Note that what the problem statement refers to as "strongly connected" is not what one usually means when using that term.
Instead, what is described there is more along the lines of 2-edge-connected components. On that topic, the following wiki article should be helpful: https://en.wikipedia.org/wiki/Bridge_(graph_theory)
We can transform a directed graph using SCC to a DAG.
Can we do the same if we find the biconnected components?
SCC and BC are NOT in the same graph.
of course they are not in the same graph. What i meant is, if i found some way the biconnected components of an undirected graph, can i create a DAG out of it if i contract all the BC?
DAG is NOT defined in an undirected graph.
can we transform it into an undirected tree then?
NO
Why not? If we compress all biconnected components into a single vertex we get a tree (or a forest if the initial graph isn't connected).
One node can be part of many biconnected components. How do you define the tree for the initial graph : 1 — 2 — 3 ?
The tree should be the same as the graph since it's a tree in this case (1-2-3), I think.
I don't think it matters. You can apply the BC algorithm for trees too.
For 1-2-3-4 you have the resulting tree (1,2)-(3,4) but for 1-2-3 you have(1,2) and (2,3) and they are not linked. The definition of a tree has to change in order to make it work.

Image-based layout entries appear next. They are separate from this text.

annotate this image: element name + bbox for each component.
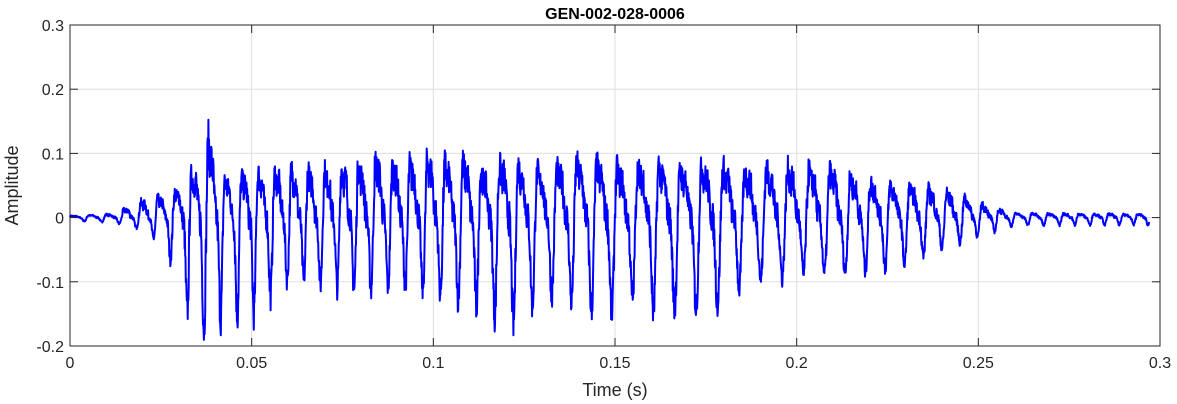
x-tick-label: 0.05 xyxy=(236,355,267,372)
x-tick-label: 0.1 xyxy=(422,355,444,372)
y-axis-ticks: -0.2 -0.1 0 0.1 0.2 0.3 xyxy=(36,18,1160,356)
waveform-line xyxy=(69,118,1151,341)
y-axis-label: Amplitude xyxy=(2,145,22,225)
x-axis-ticks: 0 0.05 0.1 0.15 0.2 0.25 0.3 xyxy=(66,25,1171,372)
x-axis-label: Time (s) xyxy=(582,380,647,400)
y-tick-label: 0.2 xyxy=(42,82,64,99)
y-tick-label: 0 xyxy=(55,211,64,228)
x-tick-label: 0.3 xyxy=(1149,355,1171,372)
y-tick-label: 0.3 xyxy=(42,18,64,35)
y-tick-label: -0.1 xyxy=(36,275,64,292)
x-tick-label: 0.2 xyxy=(786,355,808,372)
x-tick-label: 0.25 xyxy=(963,355,994,372)
waveform-series xyxy=(69,118,1151,341)
y-tick-label: 0.1 xyxy=(42,146,64,163)
y-tick-label: -0.2 xyxy=(36,339,64,356)
x-tick-label: 0 xyxy=(66,355,75,372)
chart-title: GEN-002-028-0006 xyxy=(545,6,685,23)
x-tick-label: 0.15 xyxy=(599,355,630,372)
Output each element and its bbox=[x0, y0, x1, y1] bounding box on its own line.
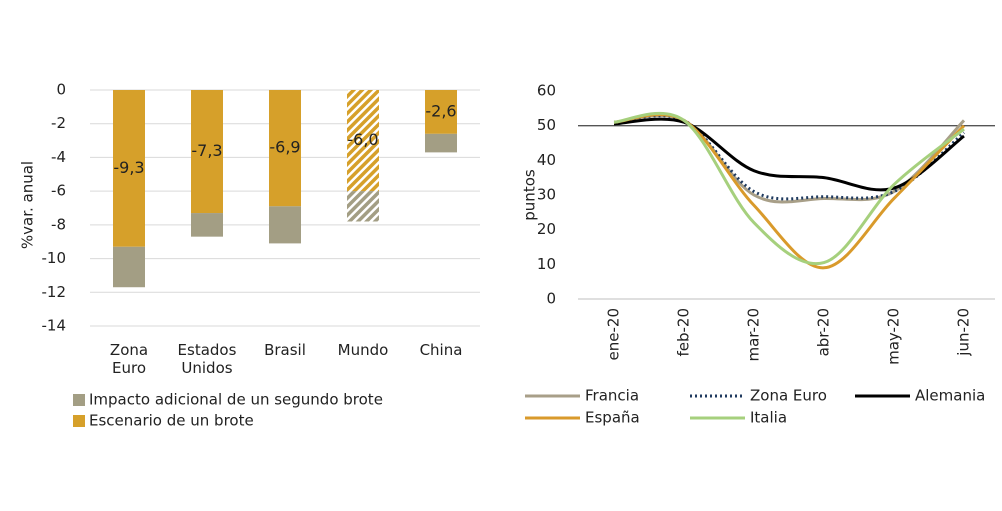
legend-label: Francia bbox=[585, 387, 639, 405]
y-tick-label: 60 bbox=[537, 82, 556, 100]
y-tick-label: -2 bbox=[51, 114, 66, 132]
x-tick-label: may-20 bbox=[885, 308, 903, 365]
bar bbox=[425, 133, 457, 153]
legend-label: Alemania bbox=[915, 387, 985, 405]
line bbox=[613, 114, 965, 201]
x-tick-label: jun-20 bbox=[955, 308, 973, 357]
x-tick-label: China bbox=[419, 341, 463, 359]
legend-swatch bbox=[73, 415, 85, 427]
line bbox=[613, 113, 966, 204]
line bbox=[613, 113, 966, 270]
legend-label: Italia bbox=[750, 409, 787, 427]
y-tick-label: 20 bbox=[537, 220, 556, 238]
y-tick-label: 50 bbox=[537, 116, 556, 134]
x-tick-label: Estados Unidos bbox=[177, 341, 237, 377]
x-tick-label: ene-20 bbox=[605, 308, 623, 360]
x-tick-label: Brasil bbox=[264, 341, 306, 359]
x-tick-label: Mundo bbox=[337, 341, 389, 359]
y-tick-label: -4 bbox=[51, 148, 66, 166]
y-tick-label: -10 bbox=[42, 249, 67, 267]
y-axis-label: %var. anual bbox=[19, 161, 37, 249]
y-tick-label: -8 bbox=[51, 215, 66, 233]
bar bbox=[347, 191, 379, 222]
y-tick-label: -6 bbox=[51, 182, 66, 200]
legend-label: Zona Euro bbox=[750, 387, 827, 405]
x-tick-label: feb-20 bbox=[675, 308, 693, 357]
value-label: -6,0 bbox=[347, 130, 378, 149]
bar bbox=[269, 206, 301, 244]
legend-label: España bbox=[585, 409, 640, 427]
y-tick-label: -12 bbox=[42, 283, 67, 301]
value-label: -6,9 bbox=[269, 138, 300, 157]
legend-label: Escenario de un brote bbox=[89, 412, 254, 430]
x-tick-label: mar-20 bbox=[745, 308, 763, 362]
x-tick-label: Zona Euro bbox=[109, 341, 149, 377]
bar bbox=[113, 90, 145, 247]
value-label: -9,3 bbox=[113, 158, 144, 177]
y-tick-label: 40 bbox=[537, 151, 556, 169]
value-label: -7,3 bbox=[191, 141, 222, 160]
line bbox=[613, 117, 965, 192]
value-label: -2,6 bbox=[425, 101, 456, 120]
y-tick-label: 0 bbox=[56, 81, 66, 99]
bar bbox=[113, 246, 145, 288]
line bbox=[613, 111, 965, 266]
bar bbox=[191, 90, 223, 214]
bar bbox=[269, 90, 301, 207]
y-tick-label: 10 bbox=[537, 255, 556, 273]
y-tick-label: 0 bbox=[546, 290, 556, 308]
bar bbox=[347, 90, 379, 192]
legend-swatch bbox=[73, 394, 85, 406]
y-tick-label: -14 bbox=[42, 317, 67, 335]
y-tick-label: 30 bbox=[537, 186, 556, 204]
x-tick-label: abr-20 bbox=[815, 308, 833, 356]
bar bbox=[425, 90, 457, 134]
legend-label: Impacto adicional de un segundo brote bbox=[89, 391, 383, 409]
y-axis-label: puntos bbox=[521, 169, 539, 221]
bar bbox=[191, 213, 223, 237]
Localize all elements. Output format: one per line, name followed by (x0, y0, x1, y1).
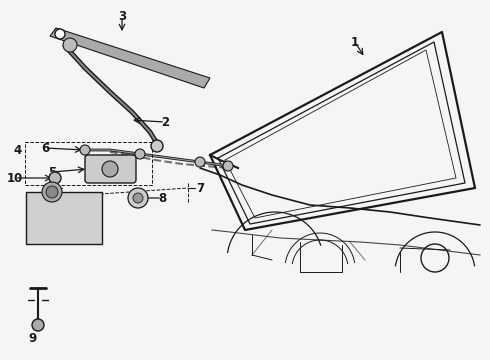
Circle shape (42, 182, 62, 202)
FancyBboxPatch shape (85, 155, 136, 183)
Text: 2: 2 (161, 116, 169, 129)
FancyBboxPatch shape (26, 192, 102, 244)
Polygon shape (50, 28, 210, 88)
Circle shape (80, 145, 90, 155)
Text: 1: 1 (351, 36, 359, 49)
Circle shape (46, 186, 58, 198)
Circle shape (128, 188, 148, 208)
Text: 4: 4 (14, 144, 22, 157)
Text: 8: 8 (158, 192, 166, 204)
Circle shape (195, 157, 205, 167)
Circle shape (151, 140, 163, 152)
Text: 5: 5 (48, 166, 56, 179)
Circle shape (32, 319, 44, 331)
Text: 7: 7 (196, 181, 204, 194)
Circle shape (133, 193, 143, 203)
Text: 10: 10 (7, 171, 23, 185)
Text: 3: 3 (118, 9, 126, 23)
Text: 9: 9 (28, 332, 36, 345)
Circle shape (55, 29, 65, 39)
Circle shape (49, 172, 61, 184)
Circle shape (63, 38, 77, 52)
Text: 6: 6 (41, 141, 49, 154)
Circle shape (102, 161, 118, 177)
Circle shape (223, 161, 233, 171)
Circle shape (135, 149, 145, 159)
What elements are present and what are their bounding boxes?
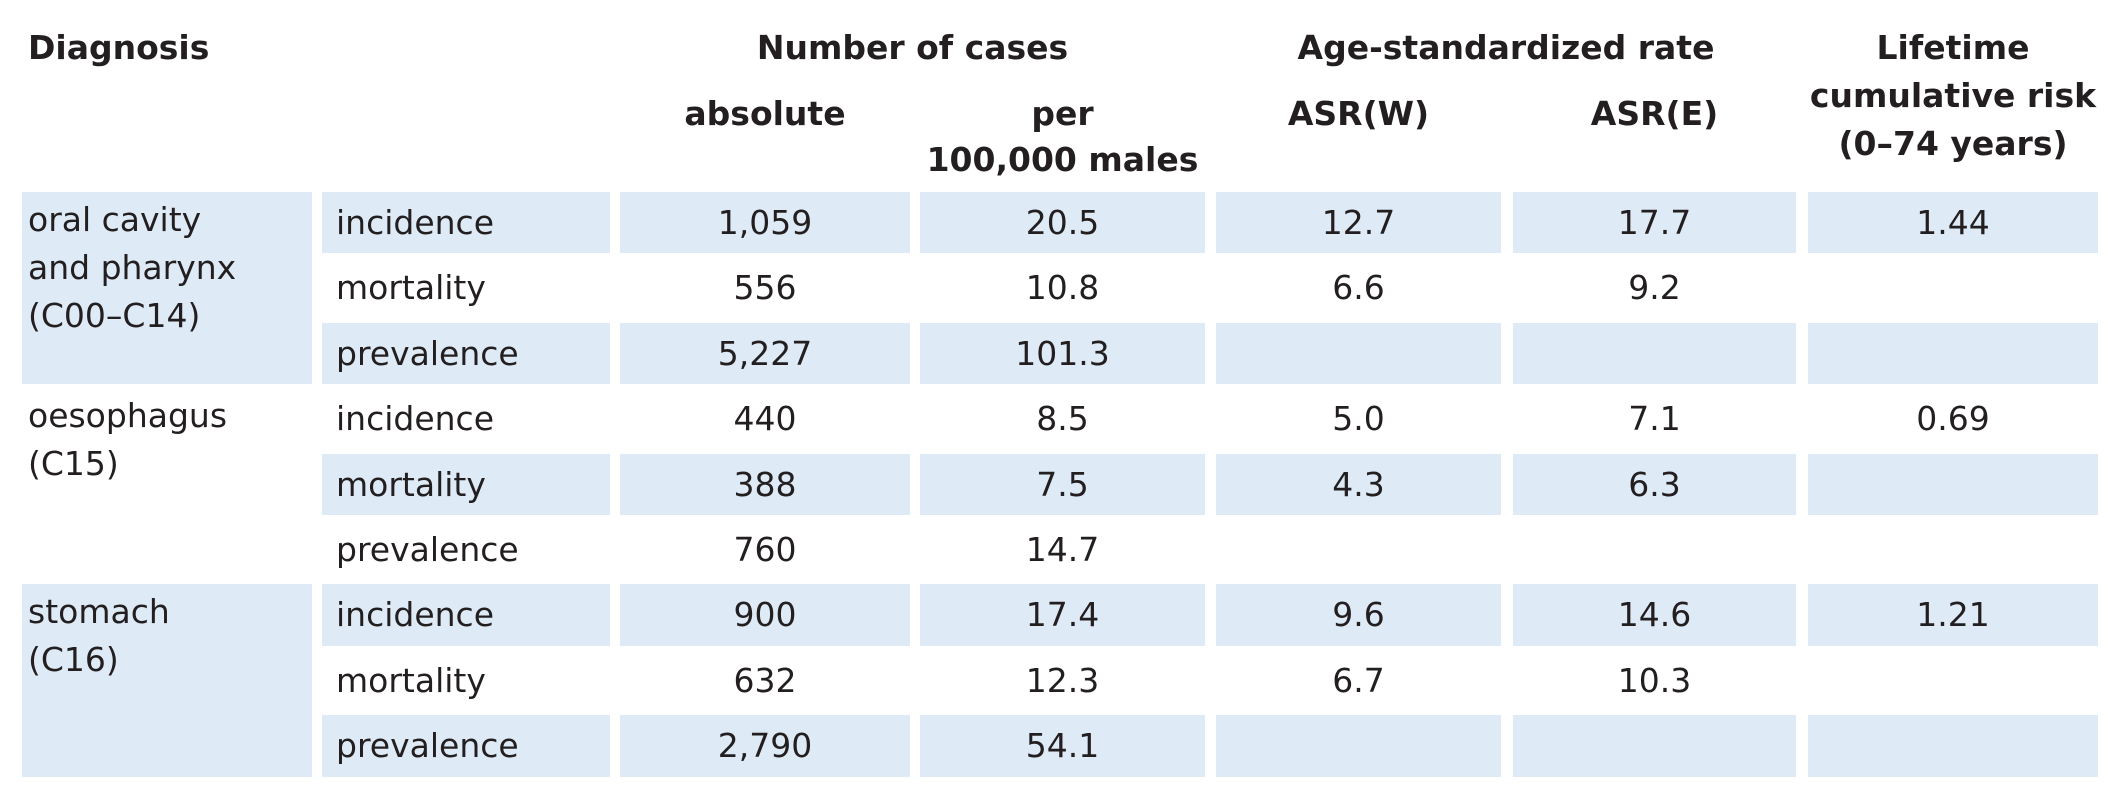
cell-lifetime-risk: 1.21 [1808,584,2098,646]
cell-asr-e: 17.7 [1513,192,1796,254]
cell-measure: incidence [322,192,610,254]
cell-asr-w: 6.7 [1332,660,1385,700]
diagnosis-label: and pharynx [28,248,237,287]
cell-asr-e [1513,519,1796,580]
cell-per-100k: 7.5 [920,453,1205,515]
header-absolute: absolute [684,94,846,133]
cell-lifetime-risk [1808,650,2098,711]
cell-per-100k: 17.4 [920,584,1205,646]
cell-asr-w: 4.3 [1216,453,1501,515]
cell-asr-e: 7.1 [1628,399,1681,439]
header-number-of-cases: Number of cases [756,28,1069,67]
cell-measure: mortality [322,453,610,515]
header-asr-w: ASR(W) [1287,94,1430,133]
cell-per-100k: 10.8 [1025,268,1100,308]
header-per-males: 100,000 males [926,140,1199,179]
header-asr-e: ASR(E) [1590,94,1719,133]
cell-per-100k: 8.5 [1036,399,1089,439]
cell-per-100k: 14.7 [1025,530,1100,569]
diagnosis-label: (C00–C14) [28,296,201,335]
header-age-standardized-rate: Age-standardized rate [1297,28,1715,67]
cell-absolute: 2,790 [620,715,910,777]
cell-per-100k: 20.5 [920,192,1205,254]
cell-per-100k: 54.1 [920,715,1205,777]
cell-measure: prevalence [336,530,519,569]
diagnosis-label: stomach [28,592,170,632]
diagnosis-label: (C16) [28,640,119,680]
cell-lifetime-risk [1808,257,2098,318]
cell-measure: mortality [336,268,486,308]
cell-asr-e [1513,715,1796,777]
cell-absolute: 760 [733,530,797,569]
cell-lifetime-risk [1808,322,2098,385]
header-age-range: (0–74 years) [1838,124,2068,163]
diagnosis-label: (C15) [28,444,119,484]
cell-lifetime-risk [1808,453,2098,515]
cell-asr-w: 12.7 [1216,192,1501,254]
cell-lifetime-risk [1808,519,2098,580]
header-cumulative-risk: cumulative risk [1809,76,2097,115]
cell-lifetime-risk: 1.44 [1808,192,2098,254]
cell-per-100k: 12.3 [1025,660,1100,700]
cell-asr-w [1216,519,1501,580]
diagnosis-cell [22,192,312,385]
cell-measure: prevalence [322,715,610,777]
cell-absolute: 556 [733,268,797,308]
cell-absolute: 388 [620,453,910,515]
diagnosis-label: oral cavity [28,200,202,239]
header-lifetime: Lifetime [1876,28,2030,67]
cell-asr-e: 14.6 [1513,584,1796,646]
header-diagnosis: Diagnosis [28,28,210,67]
cell-measure: prevalence [322,322,610,385]
cell-measure: incidence [336,399,495,439]
cell-measure: incidence [322,584,610,646]
cell-asr-e: 9.2 [1628,268,1681,308]
cell-absolute: 440 [733,399,797,439]
cell-asr-w: 9.6 [1216,584,1501,646]
cell-asr-e [1513,322,1796,385]
cell-asr-e: 6.3 [1513,453,1796,515]
cell-asr-w: 6.6 [1332,268,1385,308]
header-per: per [1031,94,1094,133]
cell-lifetime-risk: 0.69 [1916,399,1990,439]
cell-asr-e: 10.3 [1617,660,1692,700]
diagnosis-cell [22,584,312,777]
cell-lifetime-risk [1808,715,2098,777]
cell-measure: mortality [336,660,486,700]
cell-absolute: 1,059 [620,192,910,254]
cell-per-100k: 101.3 [920,322,1205,385]
cell-asr-w: 5.0 [1332,399,1385,439]
cell-absolute: 900 [620,584,910,646]
cell-asr-w [1216,322,1501,385]
cell-absolute: 5,227 [620,322,910,385]
cell-absolute: 632 [733,660,797,700]
diagnosis-label: oesophagus [28,396,228,436]
cell-asr-w [1216,715,1501,777]
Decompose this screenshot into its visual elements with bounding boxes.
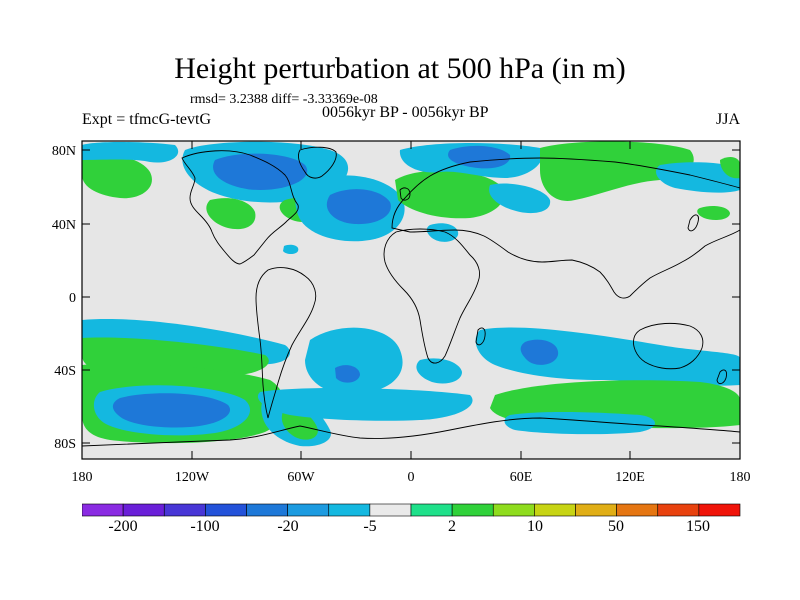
lat-tick-label: 40N: [52, 218, 76, 233]
colorbar-label: 10: [527, 518, 543, 535]
uk-coast: [399, 187, 411, 201]
anomaly-region: [335, 365, 360, 383]
anomaly-region: [82, 142, 179, 163]
colorbar: [82, 503, 741, 517]
colorbar-label: -5: [363, 518, 377, 535]
lat-tick-label: 0: [69, 291, 76, 306]
coastlines: [82, 146, 740, 447]
australia-coast: [633, 322, 704, 370]
colorbar-label: 150: [686, 518, 710, 535]
map-title: Height perturbation at 500 hPa (in m): [174, 52, 626, 85]
eurasia-coast: [391, 157, 740, 299]
greenland-coast: [297, 146, 337, 179]
anomaly-region: [213, 153, 308, 190]
colorbar-swatch: [328, 503, 371, 517]
north-america-coast: [181, 150, 299, 265]
colorbar-swatch: [82, 503, 124, 517]
colorbar-swatch: [369, 503, 412, 517]
experiment-label: Expt = tfmcG-tevtG: [82, 111, 211, 128]
colorbar-swatch: [246, 503, 288, 517]
lon-tick-label: 180: [72, 470, 93, 485]
madagascar-coast: [475, 327, 486, 346]
new-zealand-coast: [716, 369, 727, 385]
colorbar-swatch: [534, 503, 576, 517]
colorbar-swatch: [287, 503, 330, 517]
anomaly-region: [504, 411, 655, 435]
colorbar-label: 2: [448, 518, 456, 535]
lat-tick-label: 80S: [54, 437, 76, 452]
south-america-coast: [255, 267, 317, 419]
japan-coast: [687, 214, 699, 232]
lon-tick-label: 60W: [287, 470, 315, 485]
colorbar-swatch: [163, 503, 206, 517]
anomaly-region: [283, 244, 299, 254]
colorbar-swatch: [492, 503, 535, 517]
colorbar-label: -100: [190, 518, 220, 535]
anomaly-region: [281, 407, 318, 440]
colorbar-swatch: [122, 503, 165, 517]
anomaly-region: [416, 358, 462, 384]
colorbar-swatch: [575, 503, 617, 517]
anomaly-region: [426, 223, 459, 242]
colorbar-swatch: [410, 503, 453, 517]
colorbar-swatch: [205, 503, 247, 517]
colorbar-label: -20: [277, 518, 299, 535]
lat-tick-label: 80N: [52, 144, 76, 159]
anomaly-region: [489, 183, 551, 214]
stats-label: rmsd= 3.2388 diff= -3.33369e-08: [190, 92, 378, 107]
anomaly-region: [206, 198, 256, 230]
lon-tick-label: 120E: [615, 470, 645, 485]
anomaly-region: [540, 141, 694, 201]
anomaly-region: [448, 145, 511, 169]
anomaly-region: [720, 157, 740, 179]
lon-tick-label: 60E: [510, 470, 533, 485]
period-label: 0056kyr BP - 0056kyr BP: [322, 104, 489, 121]
colorbar-label: -200: [108, 518, 138, 535]
anomaly-region: [257, 388, 473, 421]
lon-tick-label: 120W: [175, 470, 210, 485]
season-label: JJA: [716, 111, 741, 128]
anomaly-region: [112, 393, 231, 428]
lon-tick-label: 180: [730, 470, 751, 485]
colorbar-swatch: [657, 503, 700, 517]
lat-tick-label: 40S: [54, 364, 76, 379]
anomaly-region: [326, 189, 391, 225]
antarctica-coast: [82, 417, 740, 447]
field-layer: [82, 141, 740, 459]
colorbar-swatch: [616, 503, 659, 517]
axis-ticks: 80N 40N 0 40S 80S 180 120W 60W 0 60E 120E 180: [52, 141, 751, 485]
anomaly-region: [697, 205, 730, 221]
anomaly-region: [82, 154, 152, 199]
lon-tick-label: 0: [408, 470, 415, 485]
colorbar-label: 50: [608, 518, 624, 535]
africa-coast: [383, 228, 481, 364]
anomaly-region: [305, 327, 403, 395]
anomaly-region: [395, 170, 504, 219]
colorbar-swatch: [451, 503, 494, 517]
colorbar-swatch: [698, 503, 741, 517]
anomaly-region: [520, 339, 559, 365]
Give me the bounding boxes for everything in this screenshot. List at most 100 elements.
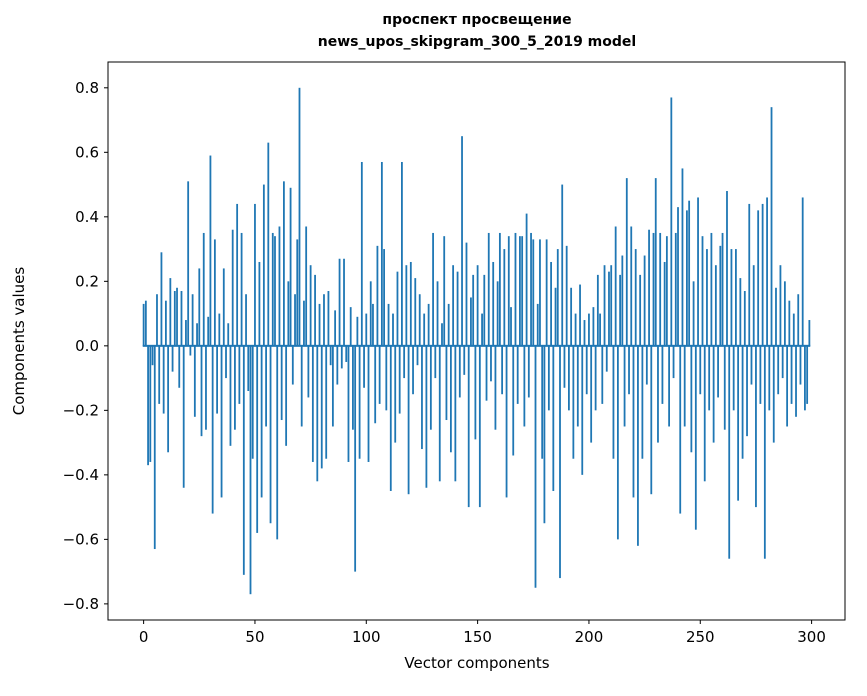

"Any connected graph decomposes into a tree of biconnected components called the block-cut tree of the graph." — https://en.wikipedia.org/wiki/Biconnected_component
So what I meant was just to make all bridges the edges of our so-called block-cut tree (I count A-B as a bridge if there is no other path from A to B) so in this case a tree with N nodes always has N biconnected components, one node in each component :)
I agree with this decomposition. I was talking (and I think that's that WalidMasri meant) about using the component as a vertex (as in SCC) not about the block-cut tree.